Una ola es una ola y, una ráfaga de viento es una ráfaga de viento, y sucede que las olas y las ráfagas se llevan fatal, las olas están todo el día diciendo que las ráfagas están locas, que no paran quietas, que si sube que si bajan, que si entran que si salen, y las ráfagas dicen que las olas son unas babosas pringosas asquerosas que están todas juntas y revueltas, las muy promiscuas, pero un día sucedió que una ola y una ráfaga se enamoraron, y entonces las olas decían: “Pero ola, ¿no te das cuenta? Te vas a acercar a la ráfaga y entre que sube y que baja, que entra y que sale, no vas a llegar a nada en esta vida”, y las ráfagas le decían: “Pero ráfaga, ¿no te das cuenta? Te vas a acercar a la ola y te va a pringar de espuma de babas y de sal, ¿no te da asco?” Pero nada, como ellas se querían, perseveraban, y poco a poco, las demás olas y demás ráfagas, viendo que aquellas dos eran tan raras, fueron dándoles de lado, hasta que se quedaron solas, pero no pasa nada, porque cuando dos se quedan solos y se quieren, aprovechan, ¿no? Y se dedican a jugar, y entonces juegan a abrazarse, y la ola hace un rizo de agua y justo en ese momento la ráfaga pasa por debajo y se dan un pequeño abrazo, breve pero intenso, intenso porque es de amor y breve porque la ola tiene que volver al agua y la ráfaga al viento, ocurre que hace cosquillas, entonces la ola se tumba en el agua y la ráfaga toma altura y dice “Ehhhhh!!!! Que voy!!” y zzuuum!!, se hunde en el viento formando burbujas plantando los pies en su vientre,  y así pasan los días, amando y jugando, pero claro, por más que lo intentan la ola y la ráfaga nunca podrán estar juntas y, porque de nuevo la ola tiene que volver al agua y la ráfaga al viento.

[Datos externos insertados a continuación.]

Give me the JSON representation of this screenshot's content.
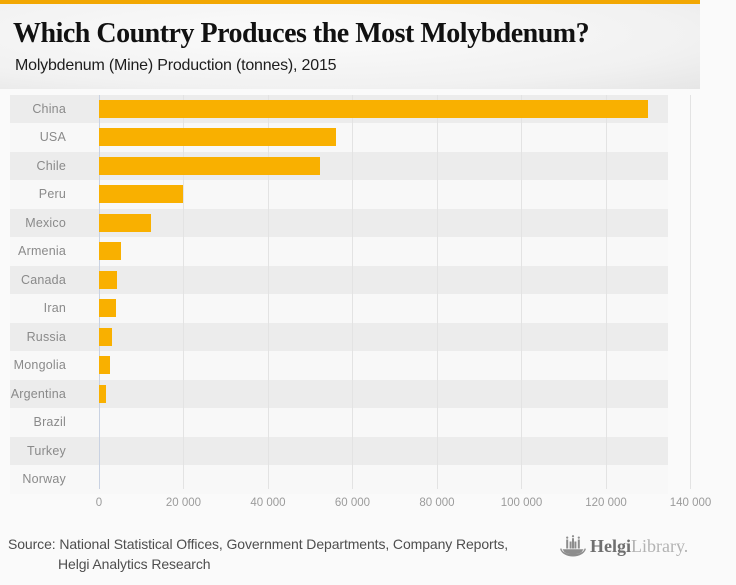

 El sol que todo lo puede y todo lo ve, estaba encantado con ese amor de cuento y había decidido que tenia que echar una mano a la ráfaga porque estaban cada vez más tristes, mas apesadumbradas y, el sol, cuando se fue a dormir, se puso a pensar a ver que podía hacer. Y a la mañana siguiente, nada más salir, ya tenía una idea, la idea fue con los primeros rayos, que son los más fuertes, calentó mucho mucho mucho mucho a la ola, y la ola se evaporó, y así, siendo la ola vapor, la recogió la ráfaga y juntas las dos formaron una nube, una nube que eran dos, era agua y era viento, pero una nube, una gran nube. Desde entonces, cuentan que siguieron juntas y cuando llueve de esa nube, caen gotas de felicidad.